Emotions are running high at the best of times with a new baby. It can go from bliss to bad in a nanosecond because you forgot to put the bottles in the steriliser. For me, I became increasingly upset if I was struggling to breastfeed. I felt like I wasn’t doing a good enough job and that my baby was going hungry every time I couldn’t get her to latch on. I realised that I was being completely irrational about ten minutes later, but in the moment I was completely consumed by the voice in my head. This slowly passed as each day went on, but having a breakdown literally over spilt milk is something we all have in common.
The final stage of my fourth trimester actually happened around month five after birth. This is when I started experiencing hair loss. I wouldn’t say it was a huge amount- I didn’t end up with patches on my scalp- but it was very noticeable after every shower when I saved the ball to stop it heading down the drain. If you wash your hair several times in a week like me, you can imagine what my mind was going through when I was mentally adding it all up.

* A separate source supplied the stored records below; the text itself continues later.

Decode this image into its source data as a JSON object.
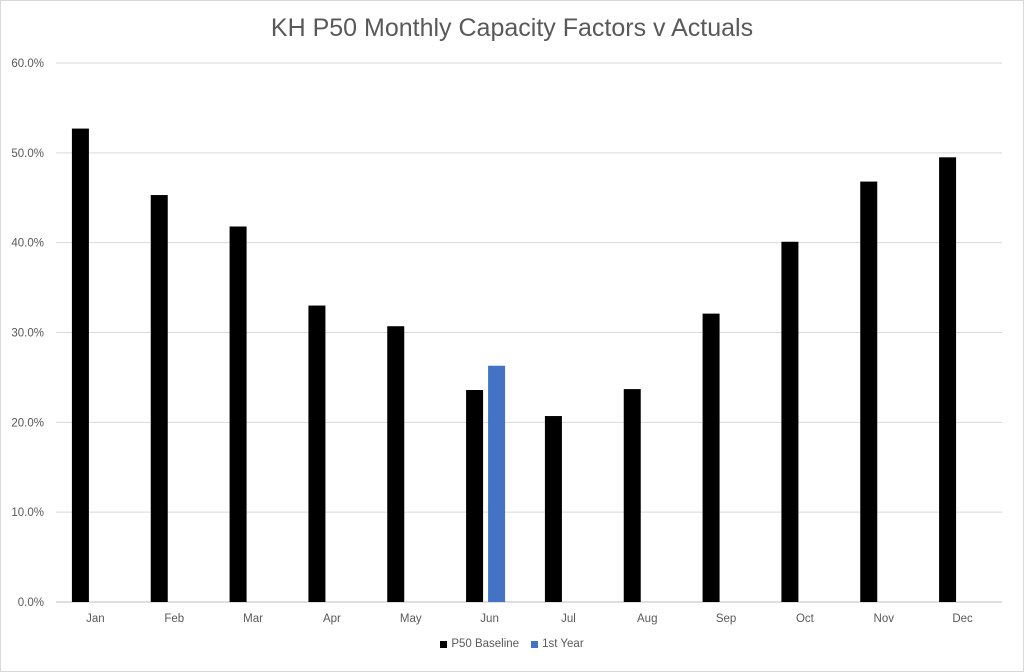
{
  "chart_data": {
    "type": "bar",
    "title": "KH P50 Monthly Capacity Factors v Actuals",
    "xlabel": "",
    "ylabel": "",
    "categories": [
      "Jan",
      "Feb",
      "Mar",
      "Apr",
      "May",
      "Jun",
      "Jul",
      "Aug",
      "Sep",
      "Oct",
      "Nov",
      "Dec"
    ],
    "ylim": [
      0,
      60
    ],
    "yticks": [
      "0.0%",
      "10.0%",
      "20.0%",
      "30.0%",
      "40.0%",
      "50.0%",
      "60.0%"
    ],
    "grid": true,
    "legend_position": "bottom",
    "series": [
      {
        "name": "P50 Baseline",
        "color": "#000000",
        "values": [
          52.7,
          45.3,
          41.8,
          33.0,
          30.7,
          23.6,
          20.7,
          23.7,
          32.1,
          40.1,
          46.8,
          49.5
        ]
      },
      {
        "name": "1st Year",
        "color": "#4472c4",
        "values": [
          null,
          null,
          null,
          null,
          null,
          26.3,
          null,
          null,
          null,
          null,
          null,
          null
        ]
      }
    ]
  }
}
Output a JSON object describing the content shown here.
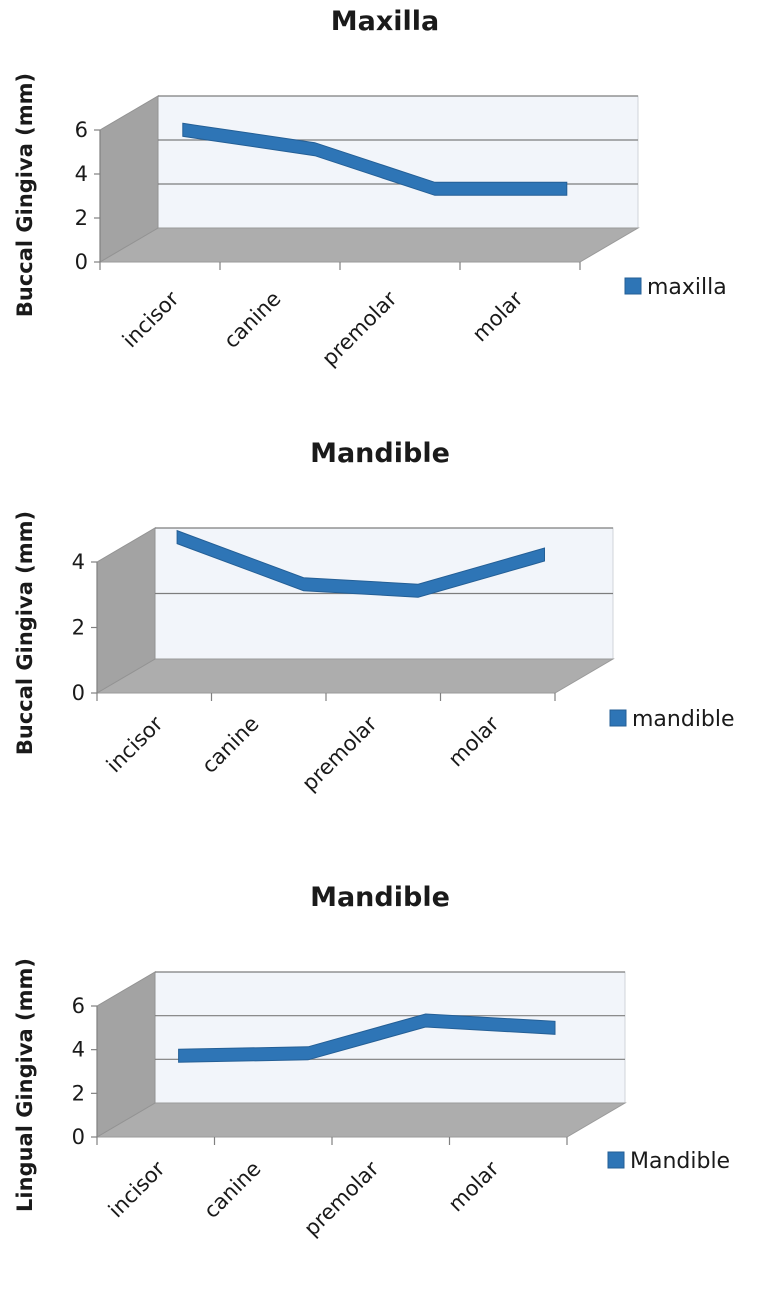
{
  "chart_data": [
    {
      "type": "line",
      "title": "Maxilla",
      "xlabel": "",
      "ylabel": "Buccal Gingiva (mm)",
      "categories": [
        "incisor",
        "canine",
        "premolar",
        "molar"
      ],
      "series": [
        {
          "name": "maxilla",
          "values": [
            5.0,
            4.2,
            2.4,
            2.4
          ]
        }
      ],
      "ylim": [
        0,
        6
      ],
      "yticks": [
        "0",
        "2",
        "4",
        "6"
      ],
      "grid": true,
      "legend_position": "right",
      "color": "#2e75b6"
    },
    {
      "type": "line",
      "title": "Mandible",
      "xlabel": "",
      "ylabel": "Buccal Gingiva (mm)",
      "categories": [
        "incisor",
        "canine",
        "premolar",
        "molar"
      ],
      "series": [
        {
          "name": "mandible",
          "values": [
            4.0,
            2.7,
            2.5,
            3.5
          ]
        }
      ],
      "ylim": [
        0,
        4
      ],
      "yticks": [
        "0",
        "2",
        "4"
      ],
      "grid": true,
      "legend_position": "right",
      "color": "#2e75b6"
    },
    {
      "type": "line",
      "title": "Mandible",
      "xlabel": "",
      "ylabel": "Lingual Gingiva (mm)",
      "categories": [
        "incisor",
        "canine",
        "premolar",
        "molar"
      ],
      "series": [
        {
          "name": "Mandible",
          "values": [
            2.8,
            2.9,
            4.4,
            4.1
          ]
        }
      ],
      "ylim": [
        0,
        6
      ],
      "yticks": [
        "0",
        "2",
        "4",
        "6"
      ],
      "grid": true,
      "legend_position": "right",
      "color": "#2e75b6"
    }
  ]
}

I’m not writing this to put anyone off from having a baby, I just want to share my story so that it can help prepare others for the fourth trimester. You may experience similar changes, or have a completely different recovery. Other symptoms after birth can be much more extreme such as post-natal depression, a prolapse, incontinence or haemorrhoids. One thing is for sure, no matter what you experience from the fourth trimester, the happy moments with your baby make up for them tenfold.